Monday, May 25, 2009

The Inevitability of Gay Marriage

Tomorrow morning, the California Supreme Court will announce its decision in the Prop 8 case, and though the actual issue it's deciding, whether Prop 8 is more properly considered an amendment or a revision, is procedural rather than substantively about gay marriage, it still occurs within a political context.

Which is... what? Proponents of gay marriage are jubilant. The winter of our Prop 8 discontent is a distant memory, seemingly now made summer by a spate of advancements of gay marriage in Vermont, Connecticut, Maine, and most notably Iowa. Proponents and opponents alike have, just to shuffle up the metaphor, identified these events as a long-awaited, much-prophesied avalanche, soon to cover the country in a cleansing coat of powdery, snowy civil rights. Democrats are dancing on the grave of the Christian Right, and (younger) Republicans publicly acknowledge that they've long known being the party of homophobia is a demographic dead end.

I believe in the inevitability of gay marriage. I'm just not sure we're quite mid-avalanche yet; I'm not sure a permanent demographic shift has suddenly come in to being. Sure, we've stacked up some victories in rapid fashion, but the forces that brought us Prop 8 are still around. It was only seven months ago, and it was in CALIFORNIA. In what was otherwise a sea change of an election. It was a thumping.

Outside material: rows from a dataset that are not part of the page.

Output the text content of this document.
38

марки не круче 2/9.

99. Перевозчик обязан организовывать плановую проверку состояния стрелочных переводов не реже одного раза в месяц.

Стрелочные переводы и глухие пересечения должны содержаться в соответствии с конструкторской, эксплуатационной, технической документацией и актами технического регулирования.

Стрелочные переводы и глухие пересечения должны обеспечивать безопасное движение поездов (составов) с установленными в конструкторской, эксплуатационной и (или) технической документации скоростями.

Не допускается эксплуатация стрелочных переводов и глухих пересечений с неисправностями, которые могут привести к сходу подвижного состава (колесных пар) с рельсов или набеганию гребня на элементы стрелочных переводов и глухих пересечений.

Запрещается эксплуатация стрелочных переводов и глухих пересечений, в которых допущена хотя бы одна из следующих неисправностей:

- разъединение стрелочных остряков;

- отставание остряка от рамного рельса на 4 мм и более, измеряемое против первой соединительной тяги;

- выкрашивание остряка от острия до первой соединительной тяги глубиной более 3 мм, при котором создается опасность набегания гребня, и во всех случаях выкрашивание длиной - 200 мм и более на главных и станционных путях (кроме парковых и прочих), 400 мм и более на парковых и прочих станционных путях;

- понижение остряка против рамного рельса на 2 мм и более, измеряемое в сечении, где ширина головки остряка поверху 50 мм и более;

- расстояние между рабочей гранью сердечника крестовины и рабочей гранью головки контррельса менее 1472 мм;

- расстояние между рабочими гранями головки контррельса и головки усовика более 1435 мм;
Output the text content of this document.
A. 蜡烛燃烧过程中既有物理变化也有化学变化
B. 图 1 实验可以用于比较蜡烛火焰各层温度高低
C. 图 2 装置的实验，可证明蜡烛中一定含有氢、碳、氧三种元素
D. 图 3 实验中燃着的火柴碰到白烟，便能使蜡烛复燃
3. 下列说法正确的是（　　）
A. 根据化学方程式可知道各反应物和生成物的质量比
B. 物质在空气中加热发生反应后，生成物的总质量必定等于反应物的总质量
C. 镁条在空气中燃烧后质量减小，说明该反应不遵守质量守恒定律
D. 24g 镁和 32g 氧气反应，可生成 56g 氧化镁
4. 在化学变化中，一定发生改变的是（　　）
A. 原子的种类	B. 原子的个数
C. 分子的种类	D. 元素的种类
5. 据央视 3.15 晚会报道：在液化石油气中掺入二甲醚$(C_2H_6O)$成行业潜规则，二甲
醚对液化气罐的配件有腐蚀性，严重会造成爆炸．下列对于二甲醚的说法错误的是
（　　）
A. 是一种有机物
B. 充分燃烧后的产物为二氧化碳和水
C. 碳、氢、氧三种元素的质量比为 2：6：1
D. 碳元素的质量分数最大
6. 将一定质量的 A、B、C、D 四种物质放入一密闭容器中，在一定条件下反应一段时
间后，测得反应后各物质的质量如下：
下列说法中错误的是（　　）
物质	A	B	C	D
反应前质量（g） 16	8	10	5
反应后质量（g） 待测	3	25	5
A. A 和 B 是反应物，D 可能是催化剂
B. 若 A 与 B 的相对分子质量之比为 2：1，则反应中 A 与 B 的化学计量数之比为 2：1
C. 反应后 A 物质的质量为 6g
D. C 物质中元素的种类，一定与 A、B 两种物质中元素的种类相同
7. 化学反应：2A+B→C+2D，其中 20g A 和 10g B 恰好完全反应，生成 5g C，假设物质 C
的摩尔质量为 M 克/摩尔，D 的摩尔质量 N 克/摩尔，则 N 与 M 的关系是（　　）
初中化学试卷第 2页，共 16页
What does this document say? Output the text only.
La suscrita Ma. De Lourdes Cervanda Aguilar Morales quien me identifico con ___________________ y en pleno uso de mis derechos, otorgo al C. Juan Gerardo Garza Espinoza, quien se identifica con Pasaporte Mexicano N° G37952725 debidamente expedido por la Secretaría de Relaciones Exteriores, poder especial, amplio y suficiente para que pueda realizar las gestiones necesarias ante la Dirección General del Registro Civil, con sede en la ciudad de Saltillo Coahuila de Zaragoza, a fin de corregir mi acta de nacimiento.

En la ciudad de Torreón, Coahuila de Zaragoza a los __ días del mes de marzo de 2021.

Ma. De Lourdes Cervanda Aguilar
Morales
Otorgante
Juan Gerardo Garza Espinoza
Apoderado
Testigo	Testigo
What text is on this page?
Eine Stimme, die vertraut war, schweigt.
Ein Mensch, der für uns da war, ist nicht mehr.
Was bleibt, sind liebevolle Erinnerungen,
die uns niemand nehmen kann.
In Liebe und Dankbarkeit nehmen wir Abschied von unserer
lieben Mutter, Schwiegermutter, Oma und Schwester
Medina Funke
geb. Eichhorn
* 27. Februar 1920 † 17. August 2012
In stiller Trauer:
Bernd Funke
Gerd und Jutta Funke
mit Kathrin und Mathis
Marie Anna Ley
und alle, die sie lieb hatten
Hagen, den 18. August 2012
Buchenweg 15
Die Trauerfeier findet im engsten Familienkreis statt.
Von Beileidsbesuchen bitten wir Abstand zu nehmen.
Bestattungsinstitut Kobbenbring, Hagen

What if the court holds Prop 8 is constitutional, as many say it is likely to? Worse, what if the voters of Iowa decide to overturn their court's decision? After all, Iowa is the crown jewel of the so-called avalanche because it's a "heartland" state as opposed to godless Vermont and Maine. Indeed, the advancements in those two states came from the legislature, the "people's branch," making them much more stable (Vermont's in fact from an override of a gubernatorial veto), whereas Iowa's came from the courts, albeit unanimously (unlike Connecticut's 4-3 decision).

I don't really think Iowa's voters will overturn their court's decision. It can't go to ballot there till 2012, and the avalanche may be real by then. My larger point is that the left's "inevitability" prophecy also functions as an excuse for complacency, sometimes to the point, as we sometimes saw during the Democratic primary last year, of regarding gay marriage as an unimportant distraction. Avalanches don't require work, after all, and in the meantime, we get out-hustled by gay marriage opponents (which is exactly what happened) on our own turf.

1 comment:

King Lebron James said...

The pioneering pockets signal the changing face of the country, for better or worse.

Prop 8 will probably be shot down due to the pro gay marriage momentum in similarly progressive states. I see this carrying over to CA.